Etait-ce parce qu'il avait "une peur bleue de la mort depuis l'âge de 18 ans", comme vient de le confier son manager de longue date, que Michel Legrand se projetait vers l'avenir avec la fougue d'un éternel jeune premier, passionné et intarissable ? Réduit au silence dans la nuit du 25 au 26 janvier 2019, le compositeur oscarisé et adulé a hélas eu le temps de la voir rôder... Pour le quotidien Le Parisien, Philippe Guiboust, qui l'accompagnait dans ses aventures depuis 21 ans, a dévoilé la cause de son décès, de ses derniers jours tourmentés à son départ dans la sérénité.
Michel a fait une septicémie
"Michel Legrand s'est éteint chez lui à 3h du matin aux côtés de son épouse la comédienne Macha Méril", avait sobrement fait savoir à l'AFP l'attaché de presse du musicien, décédé à l'âge de 86 ans.

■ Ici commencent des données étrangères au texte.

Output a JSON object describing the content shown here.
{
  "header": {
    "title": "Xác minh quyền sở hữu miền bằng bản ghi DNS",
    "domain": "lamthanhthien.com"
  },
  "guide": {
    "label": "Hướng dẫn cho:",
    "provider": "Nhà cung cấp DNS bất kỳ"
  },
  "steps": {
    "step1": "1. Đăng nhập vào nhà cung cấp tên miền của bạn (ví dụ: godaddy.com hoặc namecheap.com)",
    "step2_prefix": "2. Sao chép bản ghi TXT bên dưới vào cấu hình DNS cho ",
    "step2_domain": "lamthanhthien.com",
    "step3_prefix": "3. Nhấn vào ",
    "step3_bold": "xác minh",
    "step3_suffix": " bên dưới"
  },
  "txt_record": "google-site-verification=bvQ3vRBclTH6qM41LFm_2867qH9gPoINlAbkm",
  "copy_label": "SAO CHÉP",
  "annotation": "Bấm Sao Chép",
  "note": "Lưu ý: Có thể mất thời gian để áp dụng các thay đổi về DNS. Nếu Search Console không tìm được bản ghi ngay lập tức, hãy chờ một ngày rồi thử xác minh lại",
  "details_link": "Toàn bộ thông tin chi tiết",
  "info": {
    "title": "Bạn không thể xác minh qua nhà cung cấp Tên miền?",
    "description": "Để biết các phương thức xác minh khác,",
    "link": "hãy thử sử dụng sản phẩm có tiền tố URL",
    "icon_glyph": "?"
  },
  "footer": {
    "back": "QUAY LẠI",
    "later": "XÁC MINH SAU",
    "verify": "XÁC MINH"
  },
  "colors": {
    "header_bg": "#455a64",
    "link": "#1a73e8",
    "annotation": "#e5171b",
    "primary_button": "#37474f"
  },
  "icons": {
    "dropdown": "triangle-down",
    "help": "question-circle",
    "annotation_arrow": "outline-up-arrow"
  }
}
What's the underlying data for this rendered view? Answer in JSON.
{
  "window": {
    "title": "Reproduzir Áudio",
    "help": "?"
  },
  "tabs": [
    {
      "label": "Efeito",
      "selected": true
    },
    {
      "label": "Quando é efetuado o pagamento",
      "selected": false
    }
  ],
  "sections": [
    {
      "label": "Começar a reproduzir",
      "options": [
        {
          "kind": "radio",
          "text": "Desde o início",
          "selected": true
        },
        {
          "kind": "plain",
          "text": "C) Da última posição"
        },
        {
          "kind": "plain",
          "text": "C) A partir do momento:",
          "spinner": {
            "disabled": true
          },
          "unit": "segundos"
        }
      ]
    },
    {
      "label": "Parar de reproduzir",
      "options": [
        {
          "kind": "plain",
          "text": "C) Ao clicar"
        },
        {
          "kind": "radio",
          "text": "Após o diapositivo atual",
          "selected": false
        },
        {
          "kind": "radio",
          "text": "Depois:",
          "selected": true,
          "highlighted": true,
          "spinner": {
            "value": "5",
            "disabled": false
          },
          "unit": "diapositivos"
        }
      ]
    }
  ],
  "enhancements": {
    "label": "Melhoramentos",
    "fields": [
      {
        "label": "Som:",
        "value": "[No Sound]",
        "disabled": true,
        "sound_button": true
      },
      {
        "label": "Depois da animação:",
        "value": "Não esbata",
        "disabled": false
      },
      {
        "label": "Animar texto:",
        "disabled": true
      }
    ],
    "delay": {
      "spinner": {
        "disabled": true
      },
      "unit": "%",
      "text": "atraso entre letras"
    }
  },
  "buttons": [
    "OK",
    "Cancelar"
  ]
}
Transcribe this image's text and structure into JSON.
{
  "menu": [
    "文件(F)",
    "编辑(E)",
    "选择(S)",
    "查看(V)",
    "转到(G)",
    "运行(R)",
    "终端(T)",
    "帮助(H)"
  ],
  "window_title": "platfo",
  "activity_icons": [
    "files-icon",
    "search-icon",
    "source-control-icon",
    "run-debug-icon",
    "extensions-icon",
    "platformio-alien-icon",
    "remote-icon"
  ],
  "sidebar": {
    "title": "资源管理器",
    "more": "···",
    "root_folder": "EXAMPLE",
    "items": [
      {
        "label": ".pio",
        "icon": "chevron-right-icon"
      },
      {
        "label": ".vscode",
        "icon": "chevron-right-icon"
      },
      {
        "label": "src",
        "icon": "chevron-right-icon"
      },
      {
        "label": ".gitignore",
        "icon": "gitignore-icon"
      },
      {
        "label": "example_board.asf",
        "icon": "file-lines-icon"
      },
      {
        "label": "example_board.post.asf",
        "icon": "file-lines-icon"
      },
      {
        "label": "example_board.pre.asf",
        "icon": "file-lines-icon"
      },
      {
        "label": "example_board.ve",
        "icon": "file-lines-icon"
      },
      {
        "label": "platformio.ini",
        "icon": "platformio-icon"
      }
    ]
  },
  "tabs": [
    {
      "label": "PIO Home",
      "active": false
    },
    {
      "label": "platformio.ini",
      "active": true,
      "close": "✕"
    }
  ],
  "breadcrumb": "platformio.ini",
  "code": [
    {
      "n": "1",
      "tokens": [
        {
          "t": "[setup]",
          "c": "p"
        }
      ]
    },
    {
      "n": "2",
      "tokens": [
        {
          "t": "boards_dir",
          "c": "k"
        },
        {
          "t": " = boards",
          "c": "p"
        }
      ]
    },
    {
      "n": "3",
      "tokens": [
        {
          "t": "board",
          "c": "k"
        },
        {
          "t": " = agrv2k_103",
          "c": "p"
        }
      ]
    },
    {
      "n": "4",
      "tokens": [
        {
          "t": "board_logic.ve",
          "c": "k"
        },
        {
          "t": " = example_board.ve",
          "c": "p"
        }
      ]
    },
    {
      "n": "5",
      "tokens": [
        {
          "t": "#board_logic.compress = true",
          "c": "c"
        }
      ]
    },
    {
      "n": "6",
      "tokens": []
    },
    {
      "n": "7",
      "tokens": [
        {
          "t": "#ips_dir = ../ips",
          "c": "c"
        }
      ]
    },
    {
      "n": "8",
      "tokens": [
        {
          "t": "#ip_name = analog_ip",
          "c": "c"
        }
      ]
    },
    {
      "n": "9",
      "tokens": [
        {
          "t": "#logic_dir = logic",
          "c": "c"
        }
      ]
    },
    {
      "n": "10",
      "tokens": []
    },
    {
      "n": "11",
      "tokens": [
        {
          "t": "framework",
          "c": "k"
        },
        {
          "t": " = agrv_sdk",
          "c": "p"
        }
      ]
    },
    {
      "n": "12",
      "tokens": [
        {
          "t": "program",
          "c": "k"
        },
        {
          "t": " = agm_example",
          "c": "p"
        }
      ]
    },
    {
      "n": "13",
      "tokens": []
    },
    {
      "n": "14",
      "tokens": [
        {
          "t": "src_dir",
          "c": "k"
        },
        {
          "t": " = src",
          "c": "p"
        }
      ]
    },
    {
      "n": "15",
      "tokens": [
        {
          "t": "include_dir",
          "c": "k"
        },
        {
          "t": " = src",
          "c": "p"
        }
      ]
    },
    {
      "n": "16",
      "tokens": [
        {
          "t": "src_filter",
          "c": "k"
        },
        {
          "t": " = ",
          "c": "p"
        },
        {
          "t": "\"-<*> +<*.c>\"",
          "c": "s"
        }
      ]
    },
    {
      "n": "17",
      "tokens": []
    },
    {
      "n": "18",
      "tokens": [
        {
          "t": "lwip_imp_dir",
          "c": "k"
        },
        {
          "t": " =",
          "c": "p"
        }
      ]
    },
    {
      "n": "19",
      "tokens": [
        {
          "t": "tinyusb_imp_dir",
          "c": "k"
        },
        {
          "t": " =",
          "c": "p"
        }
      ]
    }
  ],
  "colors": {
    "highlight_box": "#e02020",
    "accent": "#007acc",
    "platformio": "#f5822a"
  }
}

Une déclaration laconique qui pouvait laisser à penser qu'il était parti dans son sommeil, paisiblement, sans heurts... Cela n'a pas été le cas. "Michel était hospitalisé depuis deux semaines à l'hôpital américain de Neuilly (Hauts-de-Seine), soigné pour une infection pulmonaire grave. Jusqu'à jeudi matin, les médecins étaient très optimistes sur un retour à la maison et puis son état s'est subitement dégradé. Il a fait une septicémie dont il ne s'est pas remis", a révélé Philippe Guiboust quelques heures après le funeste épilogue.
Précisant que Michel Legrand, qui "avait une peur bleue de la mort depuis l'âge de 18 ans", avait demandé aux médecins à ne pas faire l'objet "d'acharnement thérapeutique", il souligne qu'il est parti "à 2h45 très entouré et serein" : "Il a eu une belle fin de vie avec Macha et il est mort en plein succès", observe-t-il, énumérant pêle-mêle le succès exceptionnel de Peau d'âne (actuellement au théâtre Marigny fraîchement rouvert), les quarante concerts qui étaient programmés cette année dans le monde entier et ceux des 17 et 18 avril au Grand Rex, qui donneront lieu à des soirées hommage.
Philippe Guiboust avoue qu'il avait déjà pensé perdre Michel Legrand à plusieurs reprises par le passé : un mois d'hôpital pour une pneumonie l'an dernier, une crise de tachycardie énorme il y a trois ans... "En 21 ans de compagnonnage et 1 004 concerts, il m'a fait de telles frayeurs", relate le manager, stupéfait d'avoir devant lui un véritable "surhomme" capable de remonter sur scène quelques heures plus tard ou de jouer avec 40 degrés de fièvre au Palais des Congrès pour ses 80 ans. Un "génie", parfois intransigeant envers lui-même et les autres, mais aussi un "enfant", capable de "piquer des colères terribles et des crises incroyables", dépeint-il encore dans ces confidences précieuses faites au Parisien. En attendant, peut-être, celles de Macha Méril, dont on ne saurait mesurer le chagrin, veuve de ce grand amour qu'elle avait miraculeusement retrouvé - pour ne plus le quitter - il y a quelques années seulement.